HARARE, Zimbabwe — Zimbabwe will launch a digital currency next month by introducing “tokens” that are backed by gold reserves and can be transferred between people and businesses as a form of payment, the country’s central bank said Friday.
The move is aimed at shoring up Zimbabwe’s faltering national currency, the Zimbabwe dollar, which is fast depreciating amid yearslong economic woes in the southern African nation.
The Bahamas, Jamaica and Nigeria have already launched digital currencies backed by their central banks, with several other countries, including China, running trial projects. The United Kingdom is moving closer to it by asking for public input on the idea. The U.S. and European Union are considering similar moves.
In Zimbabwe, the new tokens “will be fully backed by physical gold held by the bank” and will go into circulation on May 8, Reserve Bank of Zimbabwe Gov. John Mangudya said. People can buy the tokens and use them as a way to save their money or conduct “person-to-person and person-to-business transactions and settlements,” Mangudya said.
People will be able to buy the tokens through banks and make transactions using “e-gold wallets or e-gold cards” held by banks, he said.
Trust in Zimbabwe’s currency is desperately low after people in 2008 had their savings wiped out by hyperinflation, which reached 5 billion percent, according to the International Monetary Fund, nearly a world record.
The hyperinflation resulted in the country at one point issuing a 100 trillion Zimbabwe dollars banknote before the government was forced to temporarily scrap its currency and allow the U.S. dollar to be used as legal tender.
In 2019, the government reintroduced a Zimbabwean currency and banned foreign currencies for local transactions. But few took heed and the black market thrived, while the local currency quickly devalued. The government relented and unbanned the U.S. dollar.
With memories of that disastrous inflation, many people today prefer to seek scarce U.S. dollars on the illegal market to keep at home as savings or for daily transactions, where U.S. currency is still used. Faith in the Zimbabwe dollar is so low that many retailers and even some government institutions don’t accept it.
On the official market, the exchange rate is just over 1,000 Zimbabwe dollars to the U.S. dollar. However, it’s about double that amount of local currency on the illegal - but flourishing - street market, where greenbacks are readily available.
Zimbabwe has tried to stave off the depreciation of its currency with unusual ideas before.
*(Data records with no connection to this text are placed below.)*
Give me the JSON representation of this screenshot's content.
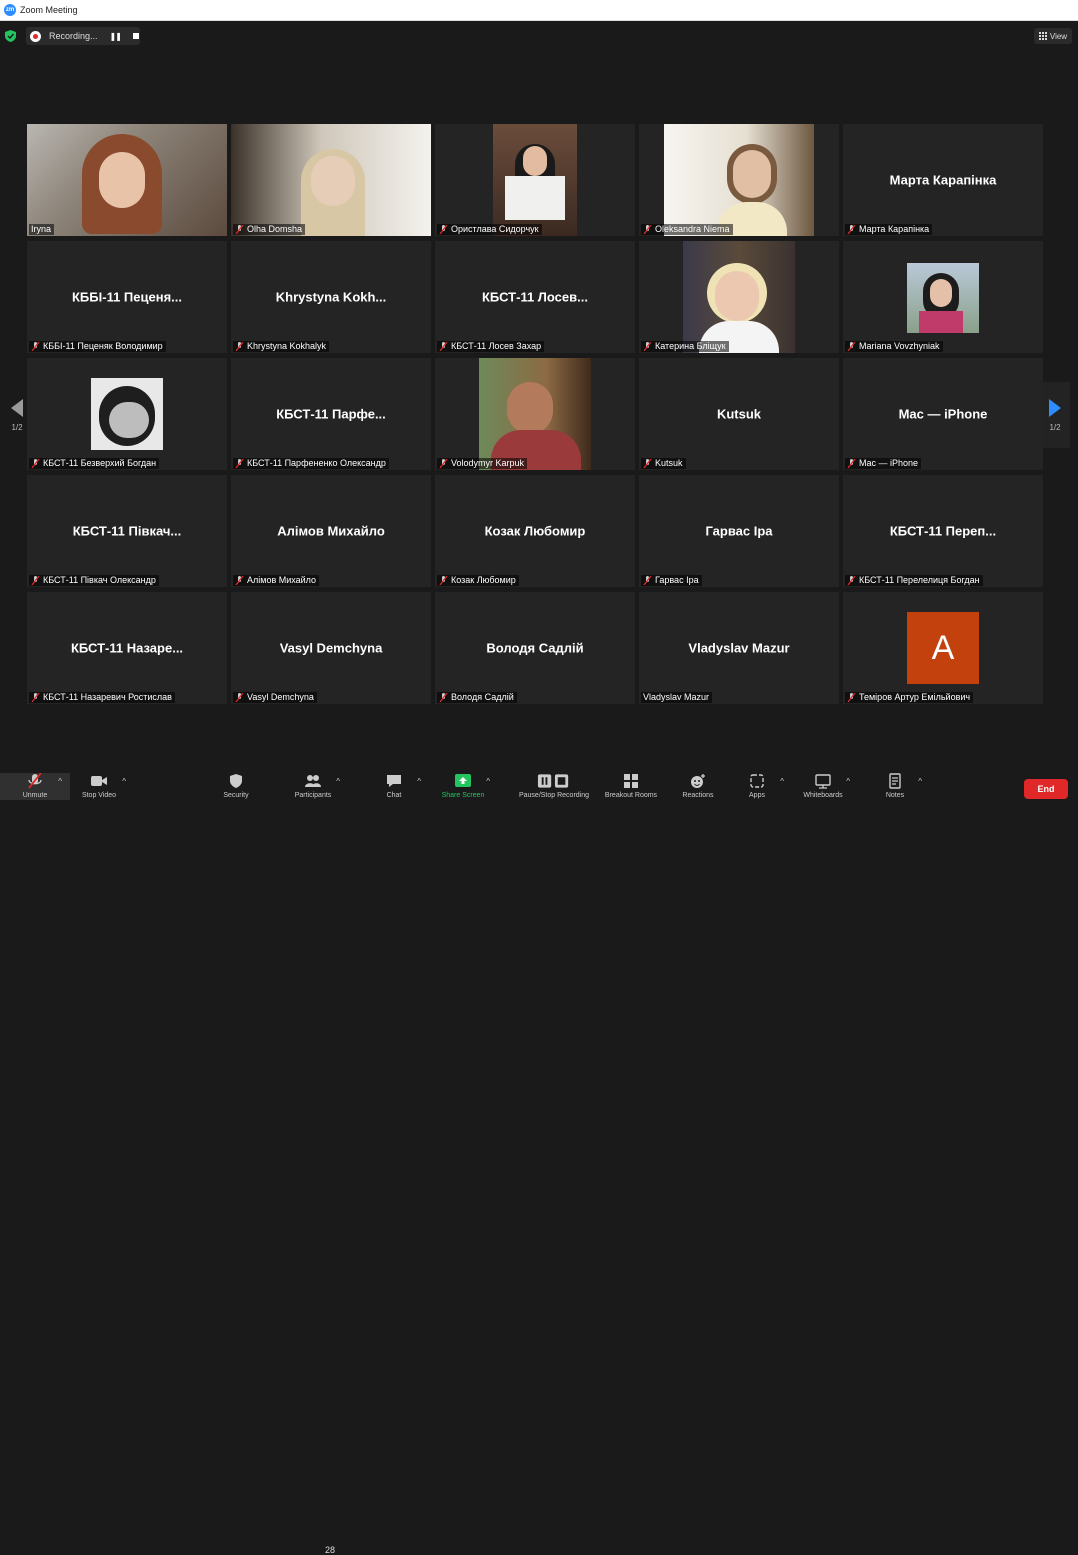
{
  "window": {
    "title": "Zoom Meeting"
  },
  "recording": {
    "label": "Recording...",
    "pause_glyph": "❚❚"
  },
  "view_button": {
    "label": "View"
  },
  "pager": {
    "label": "1/2"
  },
  "tiles": [
    {
      "display": "",
      "label": "Iryna",
      "muted": false
    },
    {
      "display": "",
      "label": "Olha Domsha",
      "muted": true
    },
    {
      "display": "",
      "label": "Ористлава Сидорчук",
      "muted": true
    },
    {
      "display": "",
      "label": "Oleksandra Niema",
      "muted": true
    },
    {
      "display": "Марта Карапінка",
      "label": "Марта Карапінка",
      "muted": true
    },
    {
      "display": "КББІ-11 Пеценя...",
      "label": "КББІ-11 Пеценяк Володимир",
      "muted": true
    },
    {
      "display": "Khrystyna  Kokh...",
      "label": "Khrystyna Kokhalyk",
      "muted": true
    },
    {
      "display": "КБСТ-11  Лосев...",
      "label": "КБСТ-11 Лосев Захар",
      "muted": true
    },
    {
      "display": "",
      "label": "Катерина Бліщук",
      "muted": true
    },
    {
      "display": "",
      "label": "Mariana Vovzhyniak",
      "muted": true
    },
    {
      "display": "",
      "label": "КБСТ-11 Безверхий Богдан",
      "muted": true
    },
    {
      "display": "КБСТ-11  Парфе...",
      "label": "КБСТ-11 Парфененко Олександр",
      "muted": true
    },
    {
      "display": "",
      "label": "Volodymyr Karpuk",
      "muted": true
    },
    {
      "display": "Kutsuk",
      "label": "Kutsuk",
      "muted": true
    },
    {
      "display": "Mac — iPhone",
      "label": "Mac — iPhone",
      "muted": true
    },
    {
      "display": "КБСТ-11  Півкач...",
      "label": "КБСТ-11 Півкач Олександр",
      "muted": true
    },
    {
      "display": "Алімов Михайло",
      "label": "Алімов Михайло",
      "muted": true
    },
    {
      "display": "Козак Любомир",
      "label": "Козак Любомир",
      "muted": true
    },
    {
      "display": "Гарвас Іра",
      "label": "Гарвас Іра",
      "muted": true
    },
    {
      "display": "КБСТ-11  Переп...",
      "label": "КБСТ-11 Перелелиця Богдан",
      "muted": true
    },
    {
      "display": "КБСТ-11  Назаре...",
      "label": "КБСТ-11 Назаревич Ростислав",
      "muted": true
    },
    {
      "display": "Vasyl Demchyna",
      "label": "Vasyl Demchyna",
      "muted": true
    },
    {
      "display": "Володя Садлій",
      "label": "Володя Садлій",
      "muted": true
    },
    {
      "display": "Vladyslav Mazur",
      "label": "Vladyslav Mazur",
      "muted": false
    },
    {
      "display": "",
      "label": "Теміров Артур Емільйович",
      "muted": true,
      "avatar_letter": "A"
    }
  ],
  "toolbar": {
    "unmute": "Unmute",
    "stop_video": "Stop Video",
    "security": "Security",
    "participants": "Participants",
    "participants_count": "28",
    "chat": "Chat",
    "share_screen": "Share Screen",
    "pause_share": "Pause/Stop Recording",
    "breakout": "Breakout Rooms",
    "reactions": "Reactions",
    "apps": "Apps",
    "whiteboards": "Whiteboards",
    "notes": "Notes",
    "end": "End"
  },
  "colors": {
    "active_speaker": "#c8e85a",
    "end": "#e02828",
    "share": "#22c55e",
    "avatar_bg": "#c2410c",
    "accent": "#2d8cff"
  }
}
In July 2022, it launched gold coins as legal tender to stabilize the local currency. But many people struggling to buy everyday basics such as bread found them too pricey.
The introduction of the digital currency will ensure that “those with low amounts” of money can trade them “so that we leave no one and no place behind,” Mangudya told Zimbabwe’s The Sunday Mail newspaper last weekend.
International gold prices determined by the London Bullion Market Association will dictate the local pricing of the tokens, Mangudya said.
More than 80% of the world’s central banks are considering issuing digital currencies or have already done so, the consultancy PwC said in a report last year.